BILLINGS – Park visitors in Montana have declined from comparable periods in 2007.

National Park Service statistics for the year through the end of September show that recreational visitors to Yellowstone National Park dropped by just over 1 percent, to 2.86 million. The park largely is in Wyoming but has Montana gateways. Visitors at Glacier National Park, 1.93 million in 2007, fell by about 2.6 percent.

Summer visitors to the state parks fell by about 9 percent from the 1.85 million recorded last summer, said Chas Van Genderen, an administrator in the Montana Department of Fish, Wildlife and Parks.

“Gas prices definitely are changing the way people are recreating,” Van Genderen said.

Profiles of park visitation suggest people stayed closer to home. State parks near major population centers such as Billings, Great Falls and Helena saw increases, Van Genderen said, but isolated parks posted declines.

Rick Hoeninghausen, marketing and sales director for Yellowstone concessionaire Xanterra, said retail sales in the park this summer were 7 percent to 10 percent below figures for the same period in 2007.
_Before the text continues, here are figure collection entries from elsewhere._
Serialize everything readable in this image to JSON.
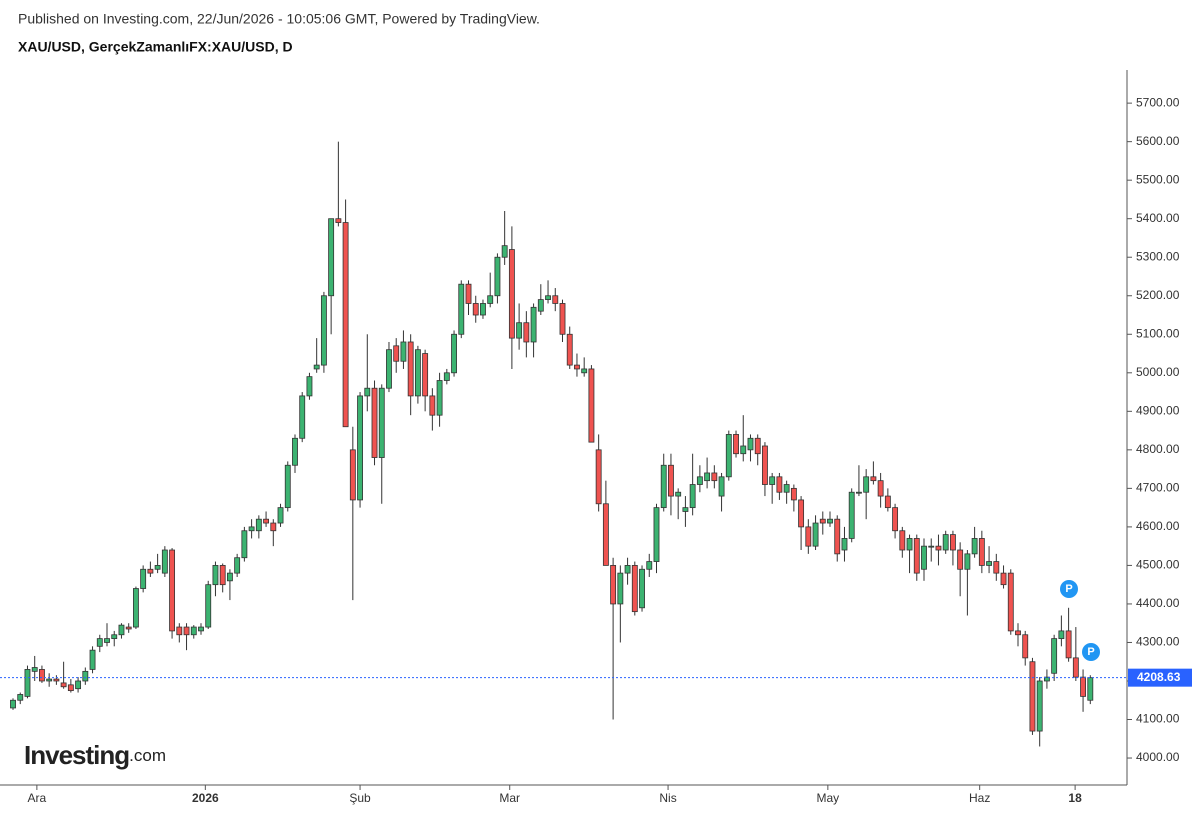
{
  "header": {
    "published": "Published on Investing.com, 22/Jun/2026 - 10:05:06 GMT, Powered by TradingView.",
    "symbol": "XAU/USD, GerçekZamanlıFX:XAU/USD, D"
  },
  "logo": {
    "name": "Investing",
    "suffix": ".com"
  },
  "markers": [
    "P",
    "P"
  ],
  "chart_data": {
    "type": "candlestick",
    "up_color": "#3cb371",
    "down_color": "#ef5350",
    "ohlc": [
      [
        4130,
        4155,
        4125,
        4150
      ],
      [
        4150,
        4170,
        4140,
        4165
      ],
      [
        4160,
        4240,
        4155,
        4230
      ],
      [
        4225,
        4265,
        4200,
        4235
      ],
      [
        4230,
        4240,
        4195,
        4200
      ],
      [
        4200,
        4220,
        4185,
        4205
      ],
      [
        4205,
        4215,
        4190,
        4200
      ],
      [
        4195,
        4250,
        4180,
        4185
      ],
      [
        4190,
        4205,
        4170,
        4175
      ],
      [
        4180,
        4210,
        4170,
        4200
      ],
      [
        4200,
        4235,
        4190,
        4225
      ],
      [
        4230,
        4290,
        4220,
        4280
      ],
      [
        4290,
        4320,
        4275,
        4310
      ],
      [
        4300,
        4350,
        4290,
        4310
      ],
      [
        4310,
        4330,
        4290,
        4320
      ],
      [
        4320,
        4350,
        4310,
        4345
      ],
      [
        4340,
        4350,
        4325,
        4335
      ],
      [
        4340,
        4445,
        4335,
        4440
      ],
      [
        4440,
        4500,
        4430,
        4490
      ],
      [
        4490,
        4510,
        4470,
        4480
      ],
      [
        4490,
        4530,
        4480,
        4500
      ],
      [
        4480,
        4550,
        4470,
        4540
      ],
      [
        4540,
        4545,
        4310,
        4330
      ],
      [
        4340,
        4350,
        4300,
        4320
      ],
      [
        4340,
        4350,
        4280,
        4320
      ],
      [
        4320,
        4345,
        4310,
        4340
      ],
      [
        4330,
        4350,
        4320,
        4340
      ],
      [
        4340,
        4460,
        4335,
        4450
      ],
      [
        4450,
        4510,
        4420,
        4500
      ],
      [
        4500,
        4505,
        4430,
        4450
      ],
      [
        4460,
        4490,
        4410,
        4480
      ],
      [
        4480,
        4530,
        4470,
        4520
      ],
      [
        4520,
        4600,
        4510,
        4590
      ],
      [
        4590,
        4620,
        4570,
        4600
      ],
      [
        4590,
        4630,
        4570,
        4620
      ],
      [
        4620,
        4640,
        4600,
        4610
      ],
      [
        4610,
        4620,
        4550,
        4590
      ],
      [
        4610,
        4660,
        4600,
        4650
      ],
      [
        4650,
        4770,
        4640,
        4760
      ],
      [
        4760,
        4840,
        4740,
        4830
      ],
      [
        4830,
        4950,
        4820,
        4940
      ],
      [
        4940,
        5000,
        4930,
        4990
      ],
      [
        5010,
        5090,
        5000,
        5020
      ],
      [
        5020,
        5210,
        5000,
        5200
      ],
      [
        5200,
        5400,
        5100,
        5400
      ],
      [
        5400,
        5600,
        5380,
        5390
      ],
      [
        5390,
        5450,
        4860,
        4860
      ],
      [
        4800,
        4860,
        4410,
        4670
      ],
      [
        4670,
        4950,
        4650,
        4940
      ],
      [
        4940,
        5100,
        4900,
        4960
      ],
      [
        4960,
        4980,
        4760,
        4780
      ],
      [
        4780,
        4970,
        4660,
        4960
      ],
      [
        4960,
        5080,
        4950,
        5060
      ],
      [
        5070,
        5090,
        5000,
        5030
      ],
      [
        5030,
        5110,
        5010,
        5080
      ],
      [
        5080,
        5100,
        4890,
        4940
      ],
      [
        4940,
        5070,
        4920,
        5060
      ],
      [
        5050,
        5060,
        4900,
        4940
      ],
      [
        4940,
        4960,
        4850,
        4890
      ],
      [
        4890,
        5000,
        4860,
        4980
      ],
      [
        4980,
        5010,
        4970,
        5000
      ],
      [
        5000,
        5110,
        4990,
        5100
      ],
      [
        5100,
        5240,
        5090,
        5230
      ],
      [
        5230,
        5240,
        5150,
        5180
      ],
      [
        5180,
        5200,
        5130,
        5150
      ],
      [
        5150,
        5190,
        5140,
        5180
      ],
      [
        5180,
        5260,
        5170,
        5200
      ],
      [
        5200,
        5310,
        5180,
        5300
      ],
      [
        5300,
        5420,
        5280,
        5330
      ],
      [
        5320,
        5380,
        5010,
        5090
      ],
      [
        5090,
        5180,
        5060,
        5130
      ],
      [
        5130,
        5160,
        5040,
        5080
      ],
      [
        5080,
        5180,
        5040,
        5170
      ],
      [
        5160,
        5230,
        5150,
        5190
      ],
      [
        5190,
        5240,
        5180,
        5200
      ],
      [
        5200,
        5220,
        5160,
        5180
      ],
      [
        5180,
        5190,
        5080,
        5100
      ],
      [
        5100,
        5120,
        5010,
        5020
      ],
      [
        5020,
        5050,
        4990,
        5010
      ],
      [
        5000,
        5040,
        4990,
        5010
      ],
      [
        5010,
        5020,
        4820,
        4820
      ],
      [
        4800,
        4840,
        4640,
        4660
      ],
      [
        4660,
        4720,
        4500,
        4500
      ],
      [
        4500,
        4520,
        4100,
        4400
      ],
      [
        4400,
        4500,
        4300,
        4480
      ],
      [
        4480,
        4520,
        4450,
        4500
      ],
      [
        4500,
        4510,
        4370,
        4380
      ],
      [
        4390,
        4500,
        4380,
        4490
      ],
      [
        4490,
        4530,
        4470,
        4510
      ],
      [
        4510,
        4660,
        4480,
        4650
      ],
      [
        4650,
        4790,
        4640,
        4760
      ],
      [
        4760,
        4790,
        4630,
        4680
      ],
      [
        4680,
        4700,
        4620,
        4690
      ],
      [
        4640,
        4680,
        4600,
        4650
      ],
      [
        4650,
        4790,
        4630,
        4710
      ],
      [
        4710,
        4760,
        4690,
        4730
      ],
      [
        4720,
        4780,
        4700,
        4740
      ],
      [
        4740,
        4760,
        4700,
        4720
      ],
      [
        4680,
        4740,
        4640,
        4730
      ],
      [
        4730,
        4850,
        4720,
        4840
      ],
      [
        4840,
        4850,
        4780,
        4790
      ],
      [
        4790,
        4890,
        4770,
        4810
      ],
      [
        4800,
        4840,
        4770,
        4830
      ],
      [
        4830,
        4840,
        4760,
        4790
      ],
      [
        4810,
        4820,
        4680,
        4710
      ],
      [
        4710,
        4740,
        4660,
        4730
      ],
      [
        4730,
        4740,
        4670,
        4690
      ],
      [
        4690,
        4720,
        4660,
        4710
      ],
      [
        4700,
        4710,
        4640,
        4670
      ],
      [
        4670,
        4680,
        4540,
        4600
      ],
      [
        4600,
        4620,
        4530,
        4550
      ],
      [
        4550,
        4630,
        4540,
        4610
      ],
      [
        4620,
        4640,
        4580,
        4610
      ],
      [
        4610,
        4640,
        4600,
        4620
      ],
      [
        4620,
        4630,
        4510,
        4530
      ],
      [
        4540,
        4600,
        4510,
        4570
      ],
      [
        4570,
        4700,
        4560,
        4690
      ],
      [
        4690,
        4760,
        4680,
        4690
      ],
      [
        4690,
        4750,
        4620,
        4730
      ],
      [
        4730,
        4770,
        4710,
        4720
      ],
      [
        4720,
        4740,
        4650,
        4680
      ],
      [
        4680,
        4700,
        4640,
        4650
      ],
      [
        4650,
        4660,
        4570,
        4590
      ],
      [
        4590,
        4600,
        4520,
        4540
      ],
      [
        4540,
        4580,
        4480,
        4570
      ],
      [
        4570,
        4580,
        4460,
        4480
      ],
      [
        4490,
        4570,
        4460,
        4550
      ],
      [
        4550,
        4570,
        4510,
        4550
      ],
      [
        4550,
        4580,
        4500,
        4540
      ],
      [
        4540,
        4590,
        4530,
        4580
      ],
      [
        4580,
        4590,
        4500,
        4540
      ],
      [
        4540,
        4560,
        4420,
        4490
      ],
      [
        4490,
        4540,
        4370,
        4530
      ],
      [
        4530,
        4600,
        4520,
        4570
      ],
      [
        4570,
        4590,
        4480,
        4500
      ],
      [
        4500,
        4550,
        4480,
        4510
      ],
      [
        4510,
        4530,
        4460,
        4480
      ],
      [
        4480,
        4500,
        4440,
        4450
      ],
      [
        4480,
        4490,
        4320,
        4330
      ],
      [
        4330,
        4350,
        4290,
        4320
      ],
      [
        4320,
        4330,
        4240,
        4260
      ],
      [
        4250,
        4260,
        4060,
        4070
      ],
      [
        4070,
        4210,
        4030,
        4200
      ],
      [
        4200,
        4230,
        4180,
        4210
      ],
      [
        4220,
        4320,
        4200,
        4310
      ],
      [
        4310,
        4370,
        4290,
        4330
      ],
      [
        4330,
        4390,
        4250,
        4260
      ],
      [
        4260,
        4340,
        4200,
        4210
      ],
      [
        4210,
        4230,
        4120,
        4160
      ],
      [
        4150,
        4215,
        4140,
        4208.63
      ]
    ],
    "xlim": [
      -1.8,
      153.8
    ],
    "xticks": [
      {
        "value": 3.3,
        "label": "Ara"
      },
      {
        "value": 26.6,
        "label": "2026"
      },
      {
        "value": 48,
        "label": "Şub"
      },
      {
        "value": 68.7,
        "label": "Mar"
      },
      {
        "value": 90.6,
        "label": "Nis"
      },
      {
        "value": 112.7,
        "label": "May"
      },
      {
        "value": 133.7,
        "label": "Haz"
      },
      {
        "value": 146.9,
        "label": "18"
      }
    ],
    "ylim": [
      3930,
      5786
    ],
    "yticks": [
      {
        "value": 4000,
        "label": "4000.00"
      },
      {
        "value": 4100,
        "label": "4100.00"
      },
      {
        "value": 4200,
        "label": "4200.00"
      },
      {
        "value": 4300,
        "label": "4300.00"
      },
      {
        "value": 4400,
        "label": "4400.00"
      },
      {
        "value": 4500,
        "label": "4500.00"
      },
      {
        "value": 4600,
        "label": "4600.00"
      },
      {
        "value": 4700,
        "label": "4700.00"
      },
      {
        "value": 4800,
        "label": "4800.00"
      },
      {
        "value": 4900,
        "label": "4900.00"
      },
      {
        "value": 5000,
        "label": "5000.00"
      },
      {
        "value": 5100,
        "label": "5100.00"
      },
      {
        "value": 5200,
        "label": "5200.00"
      },
      {
        "value": 5300,
        "label": "5300.00"
      },
      {
        "value": 5400,
        "label": "5400.00"
      },
      {
        "value": 5500,
        "label": "5500.00"
      },
      {
        "value": 5600,
        "label": "5600.00"
      },
      {
        "value": 5700,
        "label": "5700.00"
      }
    ],
    "last_price": {
      "value": 4208.63,
      "label": "4208.63"
    }
  }
}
“That was one area that was soft and never came back up,” he said. “We’re always talking about tipping points. That may be where the tipping point was. That may be where they decided to cut back.”

Yellowstone’s hotel rooms were full and other sources of revenue were strong, as well, Hoeninghausen said.

Betsy Baumgart, director of the Montana Promotions Division, said that at the end of August a study of Montana lodging sales found a 1 percent decline.

“That doesn’t seem like much, but we generally go up,” she said.

Joan Kronebusch of the Billings Chamber of Commerce said the number of tourists who stopped at the city’s Visitor Center has been comparable to last year’s number.